Remember : Aug 2007

The Webmag has been going for seven and a half years now, and we must have published well over a thousand articles. Who refers to the musty piles of back numbers of hard copy magazines?

The Webmag articles are all there at the touch of the Back Issues button. Modern technology makes them available. But unless you are using a search engine, you might not think of rooting through our past issues, and if you are a new reader, you certainly won’t remember the pieces when they came out.

There are some really good articles published years ago but still worth looking at, and this column pinpoints a few of them.

July 2004

We were ahead of everyone with this issue.

In the In Residence column Keith White was writing about the excessive interventions of inspectors in trying to reduce risk by banning rope ladders and swings. As a child he had climbed a tree right to the top, and we hope that he did not point this out to the inspectors, or they might have required Keith to have all these dangerous objects chopped down.

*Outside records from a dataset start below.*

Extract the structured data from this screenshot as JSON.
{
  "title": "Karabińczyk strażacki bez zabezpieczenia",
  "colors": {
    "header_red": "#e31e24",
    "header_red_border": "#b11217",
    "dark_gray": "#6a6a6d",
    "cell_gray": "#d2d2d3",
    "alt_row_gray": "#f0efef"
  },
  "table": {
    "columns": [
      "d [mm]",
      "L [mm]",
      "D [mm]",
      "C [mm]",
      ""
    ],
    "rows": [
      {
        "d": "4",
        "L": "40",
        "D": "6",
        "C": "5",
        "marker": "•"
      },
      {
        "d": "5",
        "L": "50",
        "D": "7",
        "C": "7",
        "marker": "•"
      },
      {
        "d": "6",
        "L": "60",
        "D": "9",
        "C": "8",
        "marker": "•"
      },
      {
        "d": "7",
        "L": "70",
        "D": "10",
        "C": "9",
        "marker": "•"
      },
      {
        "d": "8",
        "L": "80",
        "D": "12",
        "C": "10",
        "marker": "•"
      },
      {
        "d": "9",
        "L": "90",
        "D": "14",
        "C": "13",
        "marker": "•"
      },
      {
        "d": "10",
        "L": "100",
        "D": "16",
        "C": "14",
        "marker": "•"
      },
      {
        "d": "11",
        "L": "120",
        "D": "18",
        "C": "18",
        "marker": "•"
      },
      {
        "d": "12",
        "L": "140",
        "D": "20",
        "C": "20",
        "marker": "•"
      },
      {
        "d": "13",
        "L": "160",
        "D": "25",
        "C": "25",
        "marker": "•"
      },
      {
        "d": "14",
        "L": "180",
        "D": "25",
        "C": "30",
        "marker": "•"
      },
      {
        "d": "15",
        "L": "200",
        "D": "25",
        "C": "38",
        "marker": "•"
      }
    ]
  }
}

Honor Trey had a parallel piece called Angles on Risk, arguing that children needed to learn about coping with risk, and that there were real dangers in failing to expose them to a degree of risk.

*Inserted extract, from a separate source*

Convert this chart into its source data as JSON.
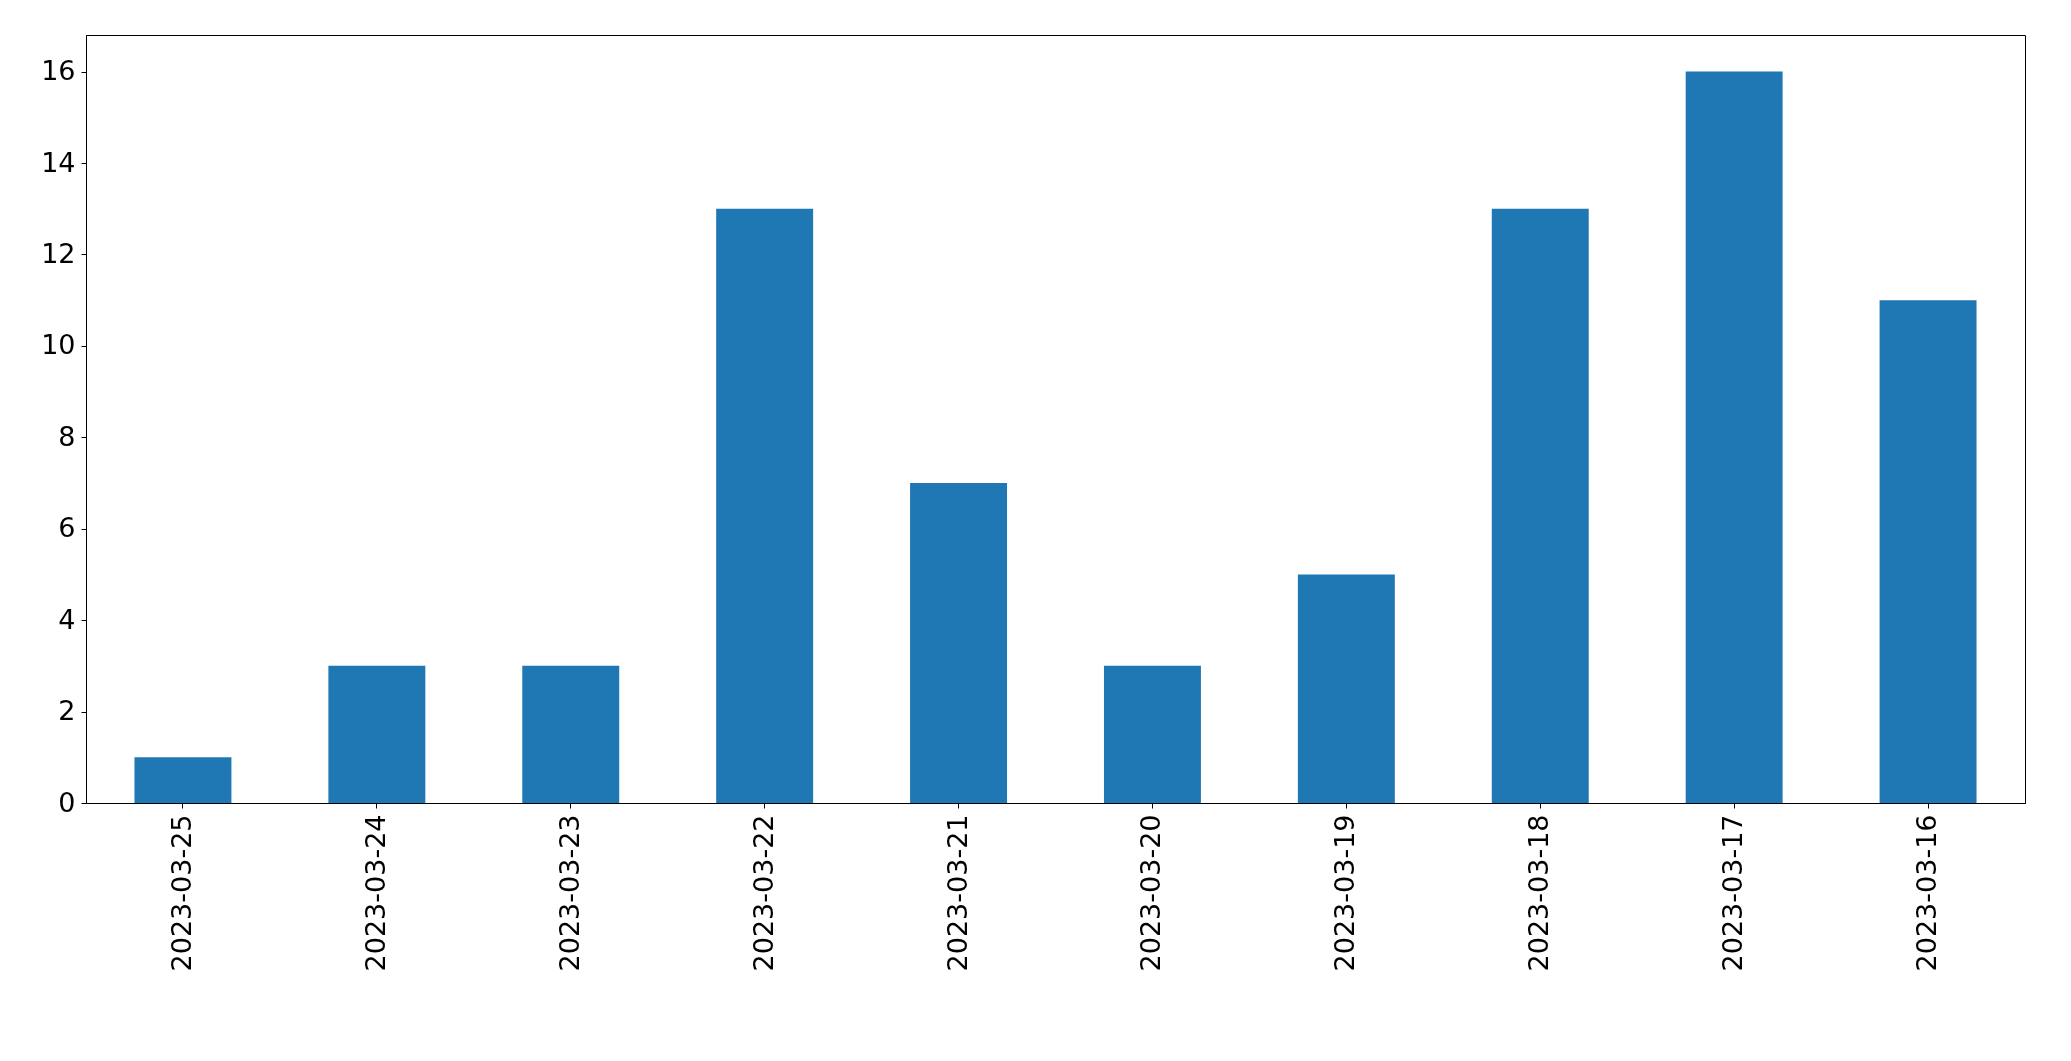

As we write, this problem is at last being acknowledged by politicians and it is becoming a theme in the media. Now that we have brought up a generation of children who have been escorted or driven to school throughout their childhoods, the need for children to do dangerous and exciting things is being recognised. The long-term effect of this cocooning remains to be seen.

August 2004

Hard to pick a single item to recommend. Keith White was commending a philosophical criticism of the west’s approach to education – Endangered, by Johann Christian Arnold. Beverley Smith was encouraging good practice in nurseries in getting little children interested in reading. Gus Greene was saying what he thought about teachers. There was a book review of Dame Gillian Wagner’s biography of Thomas Coram, Gent.

Our longest piece, called The hand that rocks the cradle rules the world, was about the campaign to stop smacking, considering why professionals’ views were ignored by politicians and why it was taking so long to change policy. Policies have changed since then, but the question of the low status of the child care profession remains, despite Professor Sir Al Aynsley-Green’s impact.

September 2004

The outstanding piece in this issue was Keith White’s account of the intertwining of his family life and that of the Mill Grove community, recording the views of some of the people affected by the impending death of his mother (As she lay dying). It is moving and sensitive writing, indicating the complexities of human experiences and offers a sharp contrast with the dismissive shallowness of much teaching and thinking about the nature of residential communities.